The initial testing was performed after a spell of freezing weather, and Parcours suggested that the cold may have affected the grease. This is possible, although, given the wheels were brand new and stored indoors, you would hope not. The freehub was removed, cleaned off and replaced with Park Tools Polylube 1000. Next ride, the freehub still had the same problems, which really dented trust in the wheels. At no point did the freehub completely slip, but I do not have confidence that they will last.
To fix the problem, I removed all the grease and replaced it with thin oil, which wouldn't be advised for riding but allowed me to check and see if the grease was the problem or if something else was the cause. While the return action was slightly improved, it did not completely resolve the issue. I believe the problem is due to the style of the mechanism used, which relies upon a small metal strip to hold the pawls in place, without any spring mechanism built-in at all.
Unfortunately, this is not our first experience with freehub issues with this particular wheelset from Parcours. Back in Jan 2020, Dave Arthur had the same issue at the end of his test period of the 700c Alta version of these wheels. The pawls were stuck on his freehub with it spinning both ways so he sent the wheel back to Parcours. Of course if you are a customer, this is exactly what Parcours would suggest if a fix cannot be found over the phone, but it does concern us that this is the second time we have reviewed this hubset and the second time we have had issues with this hub.
Upon return and inspection of Matt's 650 rear wheel, Parcours have this to say:
“Parcours has thoroughly checked the freehub on return and discovers that the spring clip that holds the pawls in place is slightly bent, meaning it is not exerting as much inward pressure on the pawls as it should. Matt had explained on the earlier phone call with Dov that whilst degreasing the freehub, he had removed the clip and pawls to give it a full/thorough clean. We believe that this could have damaged the spring clip.
This is not an issue that we’ve experienced before (media or customer side), and as so, we do not believe it to be a product fault.
Parcours' default position with any type of issue with their products is to contact us and if required get the wheel back to repair in our workshop"
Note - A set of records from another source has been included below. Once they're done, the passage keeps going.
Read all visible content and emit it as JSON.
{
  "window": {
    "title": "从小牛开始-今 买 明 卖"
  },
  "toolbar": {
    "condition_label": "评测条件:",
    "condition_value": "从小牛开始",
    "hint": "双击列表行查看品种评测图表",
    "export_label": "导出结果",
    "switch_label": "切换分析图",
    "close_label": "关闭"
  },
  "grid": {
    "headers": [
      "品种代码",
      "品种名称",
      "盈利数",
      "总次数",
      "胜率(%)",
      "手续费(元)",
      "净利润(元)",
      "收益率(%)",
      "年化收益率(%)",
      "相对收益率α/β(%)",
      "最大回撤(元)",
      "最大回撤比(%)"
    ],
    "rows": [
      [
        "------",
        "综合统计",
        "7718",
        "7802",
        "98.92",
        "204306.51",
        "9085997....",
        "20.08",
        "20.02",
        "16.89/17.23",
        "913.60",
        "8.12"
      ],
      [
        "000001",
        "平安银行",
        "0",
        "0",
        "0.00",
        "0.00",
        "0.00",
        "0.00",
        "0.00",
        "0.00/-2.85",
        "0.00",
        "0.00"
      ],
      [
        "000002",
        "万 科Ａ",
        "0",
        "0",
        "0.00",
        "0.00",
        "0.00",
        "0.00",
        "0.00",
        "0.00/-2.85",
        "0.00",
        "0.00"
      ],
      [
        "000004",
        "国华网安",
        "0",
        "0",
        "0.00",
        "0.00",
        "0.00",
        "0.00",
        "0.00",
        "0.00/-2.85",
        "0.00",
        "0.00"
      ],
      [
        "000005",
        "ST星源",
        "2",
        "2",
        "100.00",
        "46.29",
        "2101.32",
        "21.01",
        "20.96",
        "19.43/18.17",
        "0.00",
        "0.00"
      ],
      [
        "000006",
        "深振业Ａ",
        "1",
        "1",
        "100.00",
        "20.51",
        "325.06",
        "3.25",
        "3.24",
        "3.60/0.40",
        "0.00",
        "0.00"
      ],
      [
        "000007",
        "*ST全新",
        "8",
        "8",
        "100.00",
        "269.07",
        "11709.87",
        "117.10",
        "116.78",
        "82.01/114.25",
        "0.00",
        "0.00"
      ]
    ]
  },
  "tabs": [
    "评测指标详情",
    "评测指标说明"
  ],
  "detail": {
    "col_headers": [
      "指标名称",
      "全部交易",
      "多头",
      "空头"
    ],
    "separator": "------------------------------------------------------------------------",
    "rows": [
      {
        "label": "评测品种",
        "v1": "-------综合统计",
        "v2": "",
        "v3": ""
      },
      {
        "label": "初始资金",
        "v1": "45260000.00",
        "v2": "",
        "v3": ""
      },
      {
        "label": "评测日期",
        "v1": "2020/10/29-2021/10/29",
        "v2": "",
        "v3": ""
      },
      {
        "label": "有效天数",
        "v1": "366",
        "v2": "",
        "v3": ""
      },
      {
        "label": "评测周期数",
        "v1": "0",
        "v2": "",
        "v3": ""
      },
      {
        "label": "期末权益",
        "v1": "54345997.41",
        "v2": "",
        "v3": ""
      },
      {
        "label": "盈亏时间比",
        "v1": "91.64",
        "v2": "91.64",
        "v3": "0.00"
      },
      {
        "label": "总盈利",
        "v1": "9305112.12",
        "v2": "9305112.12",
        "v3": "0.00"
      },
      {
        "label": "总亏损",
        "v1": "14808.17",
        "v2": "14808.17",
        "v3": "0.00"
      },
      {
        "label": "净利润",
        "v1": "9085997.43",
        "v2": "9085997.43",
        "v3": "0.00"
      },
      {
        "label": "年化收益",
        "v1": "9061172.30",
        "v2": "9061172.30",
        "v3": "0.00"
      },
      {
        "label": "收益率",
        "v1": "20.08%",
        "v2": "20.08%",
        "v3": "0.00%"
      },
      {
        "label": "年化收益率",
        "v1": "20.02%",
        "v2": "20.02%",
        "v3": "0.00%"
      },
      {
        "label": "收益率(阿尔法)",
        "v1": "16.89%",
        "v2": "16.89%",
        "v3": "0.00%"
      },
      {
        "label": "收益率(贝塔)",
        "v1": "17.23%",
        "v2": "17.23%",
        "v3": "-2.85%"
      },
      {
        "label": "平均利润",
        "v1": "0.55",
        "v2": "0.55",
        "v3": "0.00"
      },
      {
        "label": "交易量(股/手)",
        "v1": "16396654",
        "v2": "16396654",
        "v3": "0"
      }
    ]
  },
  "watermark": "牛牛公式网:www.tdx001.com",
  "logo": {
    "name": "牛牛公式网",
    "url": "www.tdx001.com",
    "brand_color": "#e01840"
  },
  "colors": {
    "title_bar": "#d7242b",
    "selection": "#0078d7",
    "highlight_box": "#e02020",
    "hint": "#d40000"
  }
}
Parcours Alta 650B wheelset – Verdict
Our test wheel could have a faulty freehub, but still, the design of the spring and pawl mechanism is not as strong or reliable as other competitor wheels. I do not think it has any place on a set of wheels retailing for £850. There are competitor wheels at similar prices that have simply much better freehub performance, such as the Scribe Carbon Gravel wheelset at £870 with the ratchet drive or Just Riding Along with the Mahi Mahi or Gecko carbon wheels, both retailing £850 and use Bitex hubs and a 6-pawl individually sprung mechanism.
n.b. Parcours has sent us a second set of these wheels which we will put through the testing process again and report back any changes to our initial findings and update any scores if necessary.
The rims and general build of the Parcours wheels are okay with a rim at the ideal depth and width for gravel riding. They are agile, light, and strong, but the package is severely let down by the freehub design, which simply doesn't cut it.